As I’m not an electoral researcher or statistician, I’ll leave the technical details to Oscarsson and just summarise how I interpret the numbers:
- There are variations between individual polls and we should be extremely careful when reporting or interpreting on the basis of single polls. Especially when a poll shows a major development compared with other polls and earlier polls from the same pollster.
- I put Mona Sahlin’s chances of becoming prime minister after the election to = 0%. The collapse of support for the Social Democrats is something which will merit the attention of an army of pollsters and political scientists.
- It is not likely that the Centre Party or the Christian Democrats will fall below the 4%-threshold. (See comrade Four Percent).
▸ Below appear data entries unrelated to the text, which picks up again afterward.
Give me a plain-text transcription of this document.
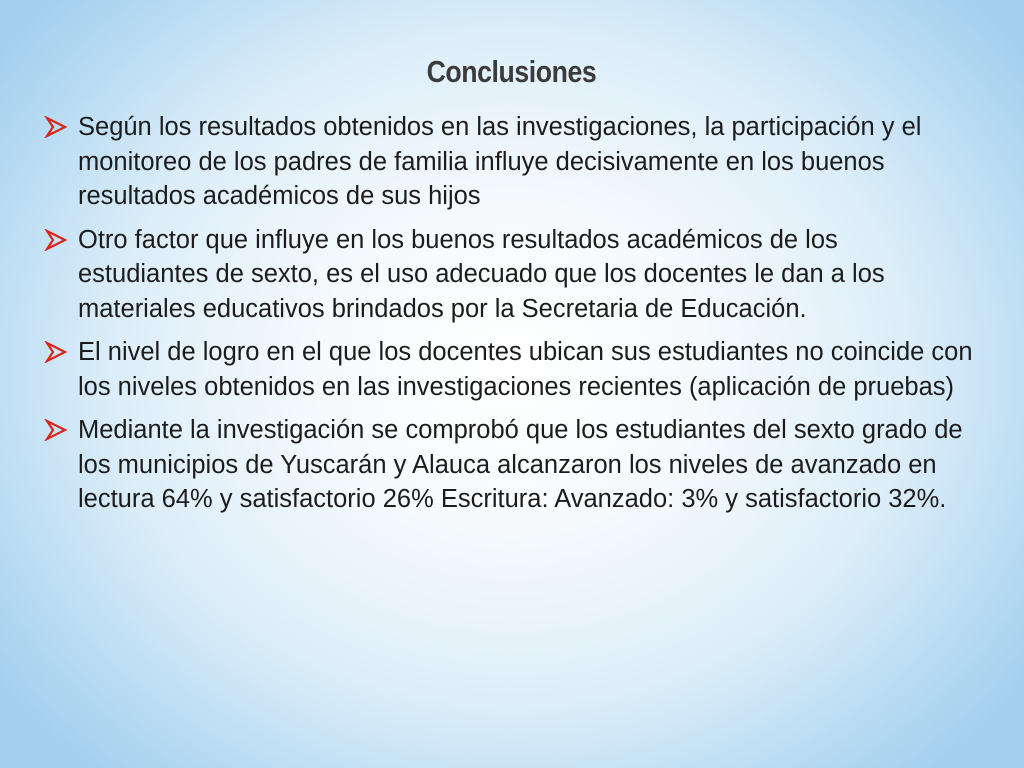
Conclusiones
Según los resultados obtenidos en las investigaciones, la participación y el monitoreo de los padres de familia influye decisivamente en los buenos resultados académicos de sus hijos
Otro factor que influye en los buenos resultados académicos de los estudiantes de sexto, es el uso adecuado que los docentes le dan a los materiales educativos brindados por la Secretaria de Educación.
El nivel de logro en el que los docentes ubican sus estudiantes no coincide con los niveles obtenidos en las investigaciones recientes (aplicación de pruebas)
Mediante la investigación se comprobó que los estudiantes del sexto grado de los municipios de Yuscarán y Alauca alcanzaron los niveles de avanzado en lectura 64% y satisfactorio 26% Escritura: Avanzado: 3% y satisfactorio 32%.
- Support for the Sweden Democrats appear to the on the increase. Even if there are statistical uncertainties, I now think it is more likely than not that SD makes it past the threshold
- The big question to me is: Will the alliance win a majority of its own, despite SD entering the Riksdag, or will Sweden have a hung parliament. Here, it looks to me that everybody have something to play for.
Swedish Election Posts
Monday’s round-up:
- My colleague Nicholas Aylott summarises the state of the game so far.
- Henrik Oscarsson has checked the numbers and is not prepared to call the election yet.
- Robert Östling at Ekomonistas considers the dynamics behind “Comrade Four Percent”.
In Lieu of a Post on the Swedish Election Campaign
Apologies for the lack of updates. The thing is that the Swedish election campaign seems to be moving ahead at the expected pace with the economy, jobs and social services as the main issues. Immigration and integration below the radar.
The talking points I would make for an improvised discussion would go along the lines:
1. The major story to me is the collapse of support for the Social Democrats. Soc Dem getting around 30 percent and being the second largest party in some polls is like recording pigs flying all over the place and flying saucers landing in Times Square. and yet, Swedish media appear curiously unsurprised.
2. How is the relatively strong performance of the Sweden Democrats linked with the weak performance of the Social Democrats?
3. If SweDem pass the 4 percent threshold and there is no overall control in the Riksdag, I would expect Fredrik Reinfeldt to form a minority Alliance government but just like Poul Nyrup Rasmussen in the 1990s to go for agreements with either the Green Party or the Social Democrats.